| Copyright | (c) 2011 Dan Doel |
|---|---|
| Maintainer | Dan Doel <dan.doel@gmail.com> |
| Stability | Experimental |
| Portability | Non-portable (FlexibleContexts, ScopedTypeVariables) |
| Safe Haskell | Safe-Inferred |
| Language | Haskell2010 |
Data.Vector.Algorithms.AmericanFlag
Description
This module implements American flag sort: an in-place, unstable, bucket sort. Also in contrast to radix sort, the values are inspected in a big endian order, and buckets are sorted via recursive splitting. This, however, makes it sensible for sorting strings in lexicographic order (provided indexing is fast).
The algorithm works as follows: at each stage, the array is looped over, counting the number of elements for each bucket. Then, starting at the beginning of the array, elements are permuted in place to reside in the proper bucket, following chains until they reach back to the current base index. Finally, each bucket is sorted recursively. This lends itself well to the aforementioned variable-length strings, and so the algorithm takes a stopping predicate, which is given a representative of the stripe, rather than running for a set number of iterations.
Synopsis
- sort :: forall e m v. (PrimMonad m, MVector v e, Lexicographic e, Ord e) => v (PrimState m) e -> m ()
- sortUniq :: forall e m v. (PrimMonad m, MVector v e, Lexicographic e, Ord e) => v (PrimState m) e -> m (v (PrimState m) e)
- sortBy :: (PrimMonad m, MVector v e) => Comparison e -> (e -> Int -> Bool) -> Int -> (Int -> e -> Int) -> v (PrimState m) e -> m ()
- sortUniqBy :: (PrimMonad m, MVector v e) => Comparison e -> (e -> Int -> Bool) -> Int -> (Int -> e -> Int) -> v (PrimState m) e -> m (v (PrimState m) e)
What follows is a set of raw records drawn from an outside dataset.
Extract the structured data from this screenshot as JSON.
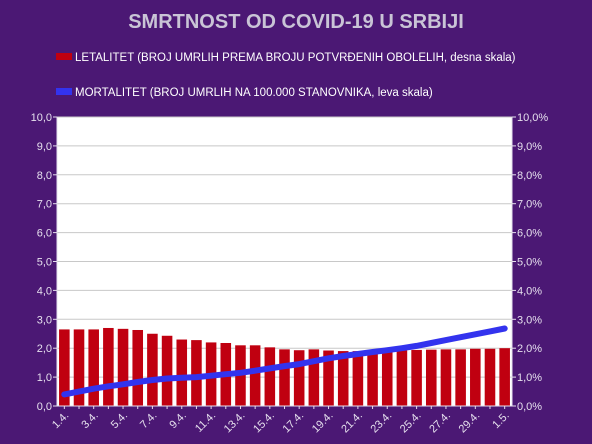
{
  "chart_data": {
    "type": "bar",
    "title": "SMRTNOST OD COVID-19 U SRBIJI",
    "legend": [
      {
        "name": "LETALITET (BROJ UMRLIH PREMA BROJU POTVRĐENIH OBOLELIH, desna skala)",
        "color": "#c00010"
      },
      {
        "name": "MORTALITET (BROJ UMRLIH NA 100.000 STANOVNIKA, leva skala)",
        "color": "#3333ee"
      }
    ],
    "categories": [
      "1.4.",
      "2.4.",
      "3.4.",
      "4.4.",
      "5.4.",
      "6.4.",
      "7.4.",
      "8.4.",
      "9.4.",
      "10.4.",
      "11.4.",
      "12.4.",
      "13.4.",
      "14.4.",
      "15.4.",
      "16.4.",
      "17.4.",
      "18.4.",
      "19.4.",
      "20.4.",
      "21.4.",
      "22.4.",
      "23.4.",
      "24.4.",
      "25.4.",
      "26.4.",
      "27.4.",
      "28.4.",
      "29.4.",
      "30.4.",
      "1.5."
    ],
    "x_tick_labels_shown": [
      "1.4.",
      "3.4.",
      "5.4.",
      "7.4.",
      "9.4.",
      "11.4.",
      "13.4.",
      "15.4.",
      "17.4.",
      "19.4.",
      "21.4.",
      "23.4.",
      "25.4.",
      "27.4.",
      "29.4.",
      "1.5."
    ],
    "series": [
      {
        "name": "LETALITET (BROJ UMRLIH PREMA BROJU POTVRĐENIH OBOLELIH, desna skala)",
        "type": "bar",
        "axis": "right",
        "unit": "%",
        "color": "#c00010",
        "values": [
          2.65,
          2.65,
          2.65,
          2.7,
          2.67,
          2.63,
          2.5,
          2.43,
          2.3,
          2.28,
          2.2,
          2.18,
          2.1,
          2.1,
          2.03,
          1.96,
          1.93,
          1.96,
          1.92,
          1.9,
          1.9,
          1.92,
          1.91,
          1.92,
          1.94,
          1.95,
          1.96,
          1.96,
          1.98,
          1.98,
          2.0
        ]
      },
      {
        "name": "MORTALITET (BROJ UMRLIH NA 100.000 STANOVNIKA, leva skala)",
        "type": "line",
        "axis": "left",
        "color": "#3333ee",
        "values": [
          0.4,
          0.5,
          0.6,
          0.68,
          0.75,
          0.83,
          0.9,
          0.95,
          0.98,
          1.0,
          1.05,
          1.1,
          1.15,
          1.22,
          1.3,
          1.38,
          1.45,
          1.55,
          1.65,
          1.73,
          1.8,
          1.87,
          1.93,
          2.0,
          2.08,
          2.18,
          2.28,
          2.38,
          2.48,
          2.58,
          2.68
        ]
      }
    ],
    "y_left": {
      "min": 0,
      "max": 10,
      "ticks": [
        "0,0",
        "1,0",
        "2,0",
        "3,0",
        "4,0",
        "5,0",
        "6,0",
        "7,0",
        "8,0",
        "9,0",
        "10,0"
      ]
    },
    "y_right": {
      "min": 0,
      "max": 10,
      "ticks": [
        "0,0%",
        "1,0%",
        "2,0%",
        "3,0%",
        "4,0%",
        "5,0%",
        "6,0%",
        "7,0%",
        "8,0%",
        "9,0%",
        "10,0%"
      ]
    },
    "grid": true,
    "legend_position": "top-left",
    "colors": {
      "background": "#4b1874",
      "plot_background": "#ffffff",
      "grid": "#c8c8c8"
    }
  }
}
- terminate :: Lexicographic e => e -> Int -> Bool
- class Lexicographic e where
Documentation
sort :: forall e m v. (PrimMonad m, MVector v e, Lexicographic e, Ord e) => v (PrimState m) e -> m () Source #
Sorts an array using the default ordering. Both Lexicographic and Ord are necessary because the algorithm falls back to insertion sort for sufficiently small arrays.
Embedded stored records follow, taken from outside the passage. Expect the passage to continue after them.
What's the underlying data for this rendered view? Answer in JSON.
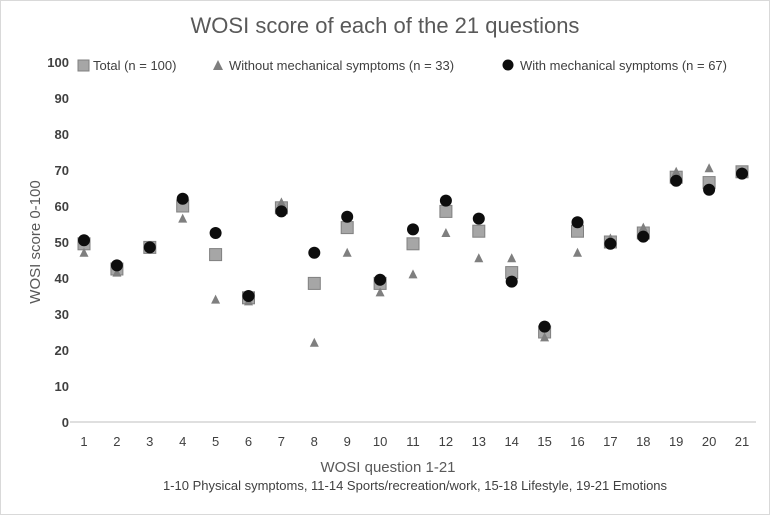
{
  "chart_data": {
    "type": "scatter",
    "title": "WOSI score of each of the 21 questions",
    "xlabel": "WOSI question 1-21",
    "subtitle": "1-10 Physical symptoms, 11-14 Sports/recreation/work, 15-18 Lifestyle, 19-21  Emotions",
    "ylabel": "WOSI score 0-100",
    "x": [
      1,
      2,
      3,
      4,
      5,
      6,
      7,
      8,
      9,
      10,
      11,
      12,
      13,
      14,
      15,
      16,
      17,
      18,
      19,
      20,
      21
    ],
    "x_tick_labels": [
      "1",
      "2",
      "3",
      "4",
      "5",
      "6",
      "7",
      "8",
      "9",
      "10",
      "11",
      "12",
      "13",
      "14",
      "15",
      "16",
      "17",
      "18",
      "19",
      "20",
      "21"
    ],
    "xlim": [
      1,
      21
    ],
    "ylim": [
      0,
      100
    ],
    "y_tick_labels": [
      "0",
      "10",
      "20",
      "30",
      "40",
      "50",
      "60",
      "70",
      "80",
      "90",
      "100"
    ],
    "grid": false,
    "legend_position": "top",
    "series": [
      {
        "name": "Total (n = 100)",
        "marker": "square",
        "color": "#a6a6a6",
        "values": [
          49.5,
          42.5,
          48.5,
          60,
          46.5,
          34.5,
          59.5,
          38.5,
          54,
          38.5,
          49.5,
          58.5,
          53,
          41.5,
          25,
          53,
          50,
          52.5,
          68,
          66.5,
          69.5
        ]
      },
      {
        "name": "Without mechanical symptoms (n = 33)",
        "marker": "triangle",
        "color": "#7f7f7f",
        "values": [
          47,
          41.5,
          48.5,
          56.5,
          34,
          33.5,
          61,
          22,
          47,
          36,
          41,
          52.5,
          45.5,
          45.5,
          23.5,
          47,
          51,
          54,
          69.5,
          70.5,
          69.5
        ]
      },
      {
        "name": "With mechanical symptoms (n = 67)",
        "marker": "circle",
        "color": "#0d0d0d",
        "values": [
          50.5,
          43.5,
          48.5,
          62,
          52.5,
          35,
          58.5,
          47,
          57,
          39.5,
          53.5,
          61.5,
          56.5,
          39,
          26.5,
          55.5,
          49.5,
          51.5,
          67,
          64.5,
          69
        ]
      }
    ]
  }
}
sortUniq :: forall e m v. (PrimMonad m, MVector v e, Lexicographic e, Ord e) => v (PrimState m) e -> m (v (PrimState m) e) Source #
A variant on sort that returns a vector of unique elements.
Arguments
| :: (PrimMonad m, MVector v e) | |
| => Comparison e | a comparison for the insertion sort flalback |
| -> (e -> Int -> Bool) | determines whether a stripe is complete |
| -> Int | the number of buckets necessary |
| -> (Int -> e -> Int) | the big-endian radix function |
| -> v (PrimState m) e | the array to be sorted |
| -> m () |
A fully parameterized version of the sorting algorithm. Again, this function takes both radix information and a comparison, because the algorithms falls back to insertion sort for small arrays.
Arguments
| :: (PrimMonad m, MVector v e) | |
| => Comparison e | a comparison for the insertion sort flalback |
| -> (e -> Int -> Bool) | determines whether a stripe is complete |
| -> Int | the number of buckets necessary |
| -> (Int -> e -> Int) | the big-endian radix function |
| -> v (PrimState m) e | the array to be sorted |
| -> m (v (PrimState m) e) |
A variant on sortBy which returns a vector of unique elements.
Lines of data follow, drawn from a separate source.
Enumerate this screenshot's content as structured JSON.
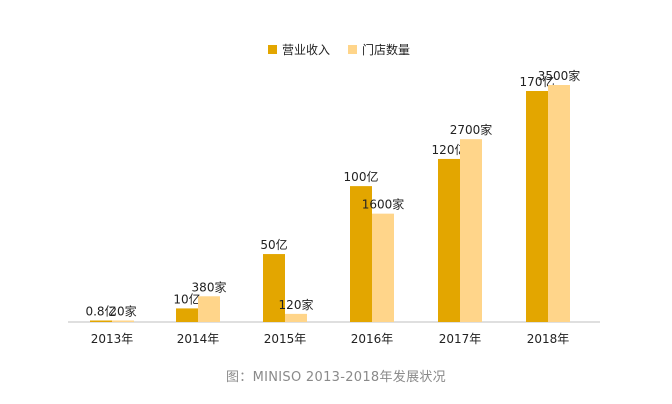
{
  "chart_data": {
    "type": "bar",
    "categories": [
      "2013年",
      "2014年",
      "2015年",
      "2016年",
      "2017年",
      "2018年"
    ],
    "series": [
      {
        "name": "营业收入",
        "values": [
          0.8,
          10,
          50,
          100,
          120,
          170
        ],
        "labels": [
          "0.8亿",
          "10亿",
          "50亿",
          "100亿",
          "120亿",
          "170亿"
        ],
        "color": "#E3A600"
      },
      {
        "name": "门店数量",
        "values": [
          20,
          380,
          120,
          1600,
          2700,
          3500
        ],
        "labels": [
          "20家",
          "380家",
          "120家",
          "1600家",
          "2700家",
          "3500家"
        ],
        "color": "#FFD58A"
      }
    ],
    "legend_position": "top-center",
    "grid": false,
    "axis_values_shown": false
  },
  "caption": "图：MINISO 2013-2018年发展状况"
}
terminate :: Lexicographic e => e -> Int -> Bool Source #
Given a representative of a stripe and an index number, this function determines whether to stop sorting.
class Lexicographic e where Source #
The methods of this class specify the information necessary to sort
arrays using the default ordering. The name Lexicographic is meant
to convey that index should return results in a similar way to indexing
into a string.
Methods
Computes the length of a representative of a stripe. It should take n
passes to sort values of extent n. The extent may not be uniform across
all values of the type.
size :: Proxy e -> Int Source #
The size of the bucket array necessary for sorting es
index :: Int -> e -> Int Source #
Determines which bucket a given element should inhabit for a particular iteration.